Blitzed: Drugs in Nazi Germany
by Norman Ohler Allen Lane 368pp £20 The Week Bookshop £15
In theory, the Nazis were “bitterly opposed to drugs”, said Roger Boyes in The Times. Upon assuming power in 1933, they promised an end to decadence – a vow that included clamping down on narcotic use, which had been widespread in the Weimar era. In reality, though, this campaign was “always phoney”. The Nazis “needed somehow to sustain the national mood”. In Blitzed, the novelist-turned-historian Norman Ohler tells the “remarkable story” of how they did this. Top chemical firms were “put on the job” of producing drugs such as Pervitin, a form of methamphetamine that became a prop for stressed-out civilians, and the preferred choice of soldiers. The drug transformed tank commanders into “Teutonic Easy Riders” who could “drive all day and night”, said Gavin Jacobson in the New Statesman. “The blitzkrieg across Europe was fuelled less by an iron will than by the kick of crystal meth.” And Hitler himself, despite his reputation for purity, joined in the craze. Between 1941 and the end of his life, Ohler writes, the Führer “hardly enjoyed a sober day”.

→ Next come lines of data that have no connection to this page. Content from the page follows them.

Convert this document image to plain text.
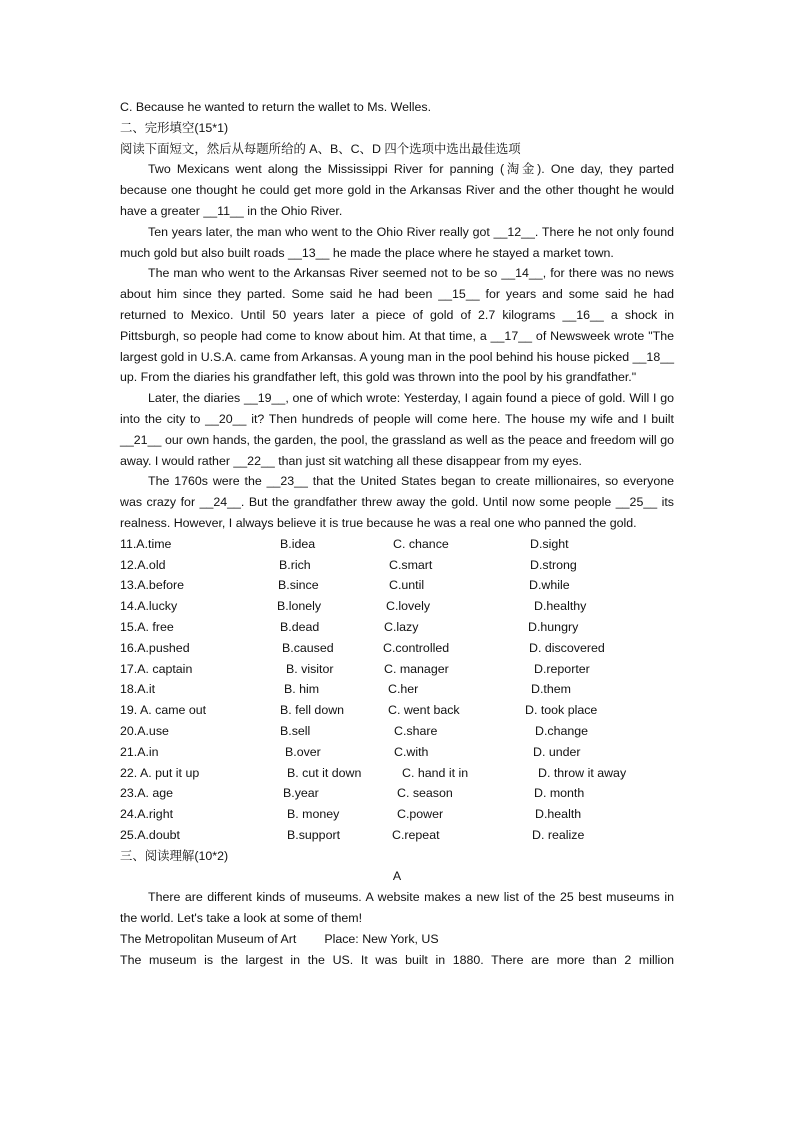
C. Because he wanted to return the wallet to Ms. Welles.
二、完形填空(15*1)
阅读下面短文，然后从每题所给的 A、B、C、D 四个选项中选出最佳选项

Two Mexicans went along the Mississippi River for panning (淘金). One day, they parted because one thought he could get more gold in the Arkansas River and the other thought he would have a greater __11__ in the Ohio River.

Ten years later, the man who went to the Ohio River really got __12__. There he not only found much gold but also built roads __13__ he made the place where he stayed a market town.

The man who went to the Arkansas River seemed not to be so __14__, for there was no news about him since they parted. Some said he had been __15__ for years and some said he had returned to Mexico. Until 50 years later a piece of gold of 2.7 kilograms __16__ a shock in Pittsburgh, so people had come to know about him. At that time, a __17__ of Newsweek wrote "The largest gold in U.S.A. came from Arkansas. A young man in the pool behind his house picked __18__ up. From the diaries his grandfather left, this gold was thrown into the pool by his grandfather."

Later, the diaries __19__, one of which wrote: Yesterday, I again found a piece of gold. Will I go into the city to __20__ it? Then hundreds of people will come here. The house my wife and I built __21__ our own hands, the garden, the pool, the grassland as well as the peace and freedom will go away. I would rather __22__ than just sit watching all these disappear from my eyes.

The 1760s were the __23__ that the United States began to create millionaires, so everyone was crazy for __24__. But the grandfather threw away the gold. Until now some people __25__ its realness. However, I always believe it is true because he was a real one who panned the gold.

11.A.time	B.idea	C. chance	D.sight
12.A.old	B.rich	C.smart	D.strong
13.A.before	B.since	C.until	D.while
14.A.lucky	B.lonely	C.lovely	D.healthy
15.A. free	B.dead	C.lazy	D.hungry
16.A.pushed	B.caused	C.controlled	D. discovered
17.A. captain	B. visitor	C. manager	D.reporter
18.A.it	B. him	C.her	D.them
19. A. came out	B. fell down	C. went back	D. took place
20.A.use	B.sell	C.share	D.change
21.A.in	B.over	C.with	D. under
22. A. put it up	B. cut it down	C. hand it in	D. throw it away
23.A. age	B.year	C. season	D. month
24.A.right	B. money	C.power	D.health
25.A.doubt	B.support	C.repeat	D. realize
三、阅读理解(10*2)
A

There are different kinds of museums. A website makes a new list of the 25 best museums in the world. Let's take a look at some of them!

The Metropolitan Museum of Art Place: New York, US

The museum is the largest in the US. It was built in 1880. There are more than 2 million
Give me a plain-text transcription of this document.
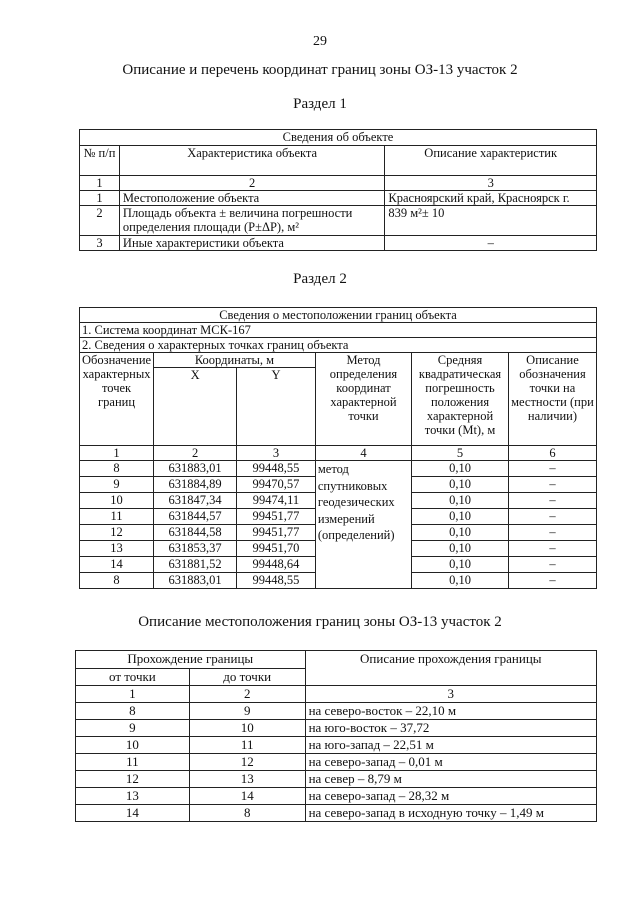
29
Описание и перечень координат границ зоны ОЗ-13 участок 2
Раздел 1
Сведения об объекте		
№ п/п	Характеристика объекта	Описание характеристик
1	2	3
1	Местоположение объекта	Красноярский край, Красноярск г.
2	Площадь объекта ± величина погрешности определения площади (P±ΔP), м²	839 м²± 10
3	Иные характеристики объекта	–
Раздел 2
Сведения о местоположении границ объекта					
1. Система координат МСК-167					
2. Сведения о характерных точках границ объекта					
Обозначение характерных точек границ	Координаты, м		Метод определения координат характерной точки	Средняя квадратическая погрешность положения характерной точки (Mt), м	Описание обозначения точки на местности (при наличии)
	X	Y			
1	2	3	4	5	6
8	631883,01	99448,55	метод спутниковых геодезических измерений (определений)	0,10	–
9	631884,89	99470,57		0,10	–
10	631847,34	99474,11		0,10	–
11	631844,57	99451,77		0,10	–
12	631844,58	99451,77		0,10	–
13	631853,37	99451,70		0,10	–
14	631881,52	99448,64		0,10	–
8	631883,01	99448,55		0,10	–
Описание местоположения границ зоны ОЗ-13 участок 2
Прохождение границы		Описание прохождения границы
от точки	до точки	
1	2	3
8	9	на северо-восток – 22,10 м
9	10	на юго-восток – 37,72
10	11	на юго-запад – 22,51 м
11	12	на северо-запад – 0,01 м
12	13	на север – 8,79 м
13	14	на северо-запад – 28,32 м
14	8	на северо-запад в исходную точку – 1,49 м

Ohler has done diligent research, but he lets himself down by seriously overstating his case, said Richard J. Evans in The Guardian. He presents a picture of an “entire nation high on drugs”, but analysis of the facts reveals this to be a fantasy: the “vast majority of troops” couldn’t have taken drugs (not enough were produced), and there’s no evidence of widespread use among the general population. Ohler’s argument is also “morally and politically dangerous”, because it carries the implication that the German people were not really responsible for supporting the regime, and even that Hitler “was in the end not responsible for his actions”. No wonder the book was a bestseller in Germany.